# Natural Langeage Processing



## Common Tasks in NLP

__Tokenization:__ Taking a big text and breaking it down to smaller chunks

__StopWrods Removal:__ Stopwords are words that do not add meaning to the text. There are list of these words and we should remove them before analysis

__N-Grams:__ Identify commonly occuring groups of words in a text. ( Usuarlly commonly ocurrent words or groups of words are the most important words of the text)

"New York" is a _bigram_ beause it has 2 words.. We can gruop words in biggers grupos.

__Word sense disambiguation__: We need to indentify the meaning of a word or words based on the context in which they appear

"The movie had really _cool_ effects."
"I'd like a tall glass of _cool_ water."

__Parts-of-Speech:__ Identifes the parts of the speech: Words, Verbs, ... Which part of Speech a particular word is.

__Stemming:__ Some words have the same meaning, but their ending is different so they could be considered as differents words:

- close
- closed
- closely
- closer 

If we want to treat these words as they having the same meaning we can _steam_ the words and extract the root of the words

- __clos__e
- __clos__ed
- __clos__ely
- __clos__er 


## Example

### Tokenization
Tokenize text into sentences and words 


In [1]:
# nltk is the Natural Language Tool Kit, Comes built in with funcionality
# to perfom the tasks above and more.
import nltk

In [2]:
text = "Mary had a little lamb. It's fleece was white as snow"
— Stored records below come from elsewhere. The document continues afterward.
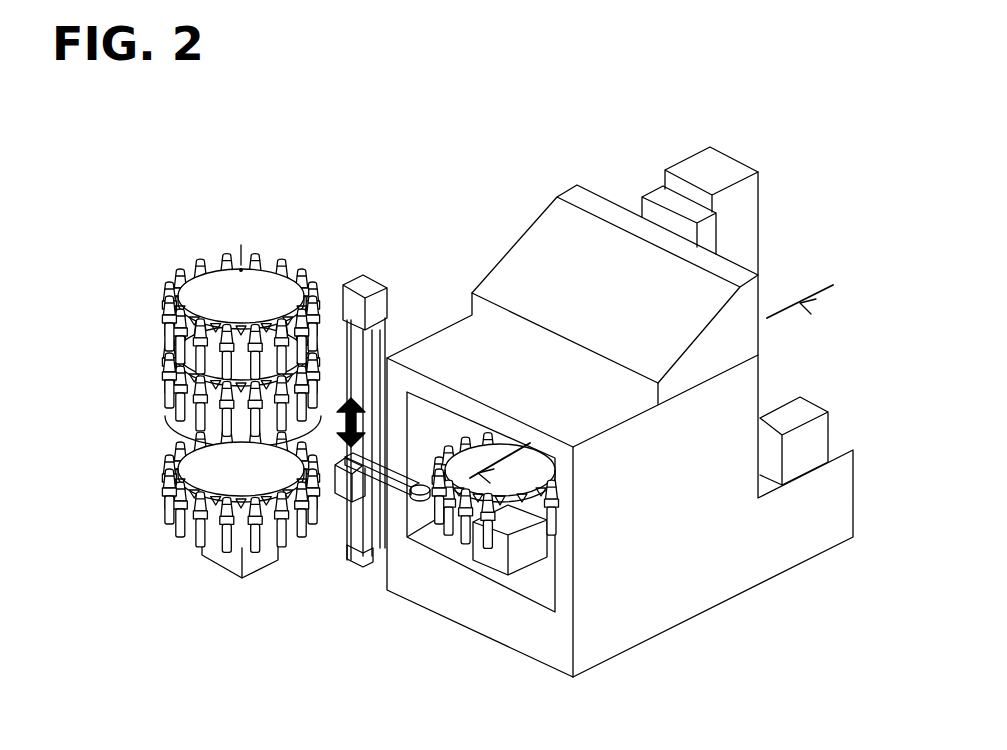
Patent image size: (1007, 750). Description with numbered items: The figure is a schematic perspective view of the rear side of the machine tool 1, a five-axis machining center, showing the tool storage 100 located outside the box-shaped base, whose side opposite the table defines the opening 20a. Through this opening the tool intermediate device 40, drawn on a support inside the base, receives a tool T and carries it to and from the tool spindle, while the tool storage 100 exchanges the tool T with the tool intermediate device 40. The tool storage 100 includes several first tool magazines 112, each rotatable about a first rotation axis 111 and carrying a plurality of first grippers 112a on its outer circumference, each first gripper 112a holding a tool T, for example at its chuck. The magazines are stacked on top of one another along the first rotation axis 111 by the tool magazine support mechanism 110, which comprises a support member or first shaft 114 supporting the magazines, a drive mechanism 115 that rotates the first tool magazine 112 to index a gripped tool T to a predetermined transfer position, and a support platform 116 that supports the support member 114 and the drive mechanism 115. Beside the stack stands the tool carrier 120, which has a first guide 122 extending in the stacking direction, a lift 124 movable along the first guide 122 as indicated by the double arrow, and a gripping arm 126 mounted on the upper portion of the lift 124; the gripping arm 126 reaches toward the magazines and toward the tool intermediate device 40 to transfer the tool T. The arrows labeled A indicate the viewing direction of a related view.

The machine tool 1 is at (742, 144).
The tool storage 100 is at (258, 218).
The tool magazine support mechanism 110 is at (115, 630).
The first rotation axis 111 is at (241, 283).
The first tool magazine 112 is at (197, 290).
The first gripper 112a is at (212, 452).
The support member (first shaft) 114 is at (243, 466).
The drive mechanism 115 is at (251, 525).
The support platform 116 is at (221, 558).
The tool carrier 120 is at (316, 678).
The first guide 122 is at (360, 535).
The lift 124 is at (345, 484).
The gripping arm 126 is at (418, 498).
The opening 20a is at (432, 420).
The tool intermediate device 40 is at (537, 580).
The tool T is at (206, 425).
The direction A is at (811, 314).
from nltk.tokenize import word_tokenize, sent_tokenize

In [3]:
# Break the text into sentences
sents = sent_tokenize(text)
print(sents)

['Mary had a little lamb.', "It's fleece was white as snow"]


In [4]:
# Break the text into words
words = [word_tokenize(sent) for sent in sents]
print(words)

[['Mary', 'had', 'a', 'little', 'lamb', '.'], ['It', "'s", 'fleece', 'was', 'white', 'as', 'snow']]


In [5]:
# Now we remove all the Stop-Words
# Words like 'a', 'and', '.'
from nltk.corpus import stopwords
from string import punctuation

customSetStopWords = set(stopwords.words('english') + list(punctuation))

In [6]:
print(customSetStopWords)

{'been', '[', 'more', 'yourself', 'out', 'wasn', 'then', 'isn', 'or', 'them', '}', 'own', 'this', 'yours', '#', 'does', '/', '@', 'shouldn', 'before', 'we', 'mightn', 'do', '.', 'until', 'why', 's', 'through', 'our', 'yourselves', 'there', 'themselves', 'up', 'being', 'are', 'for', 'and', 'don', 'if', 'again', 'i', 'too', '%', 'how', 'their', 'should', '<', 'herself', 're', 'doesn', ',', 'who', 'had', ')', 'he', 'what', 'to', 'needn', 'didn', 'few', '~', 'same', 'they', 'because', 'you', 'after', '|', 'nor', 'my', '_', 'is', 'just', 'below', '(', '`', '&', 'at', '-', 'above', 'under', '*', 'on', 'so', 'were', 'its', 'during', 'be', 'as', '$', 'between', 'am', 'his', 'while', 'myself', 'which', 'once', "'", 'your', 'couldn', 'whom', 'was', 'such', '{', 'o', 'other', '+', 'd', 'hasn', 'have', 'over', 't', 'shan', 'ours', ':', 'the', ']', 'any', 'will', 'hers', 'theirs', 'now', 'some', 'by', 'no', 'down', 'all', '^', '!', '>', 'mustn', 'wouldn', 'each', 've', 'did', 'y', 'these', 'itself'

In [7]:
wordsNoStopWords = [word for word in word_tokenize(text) if word not in customSetStopWords]
print(wordsNoStopWords)

['Mary', 'little', 'lamb', 'It', "'s", 'fleece', 'white', 'snow']


In [8]:
# Identify Bigrams
from nltk.collocations import *
bigram_measures = nltk.collocations.BigramAssocMeasures()
# Collocations also allows us to find trigrams

finder = BigramCollocationFinder.from_words(wordsNoStopWords)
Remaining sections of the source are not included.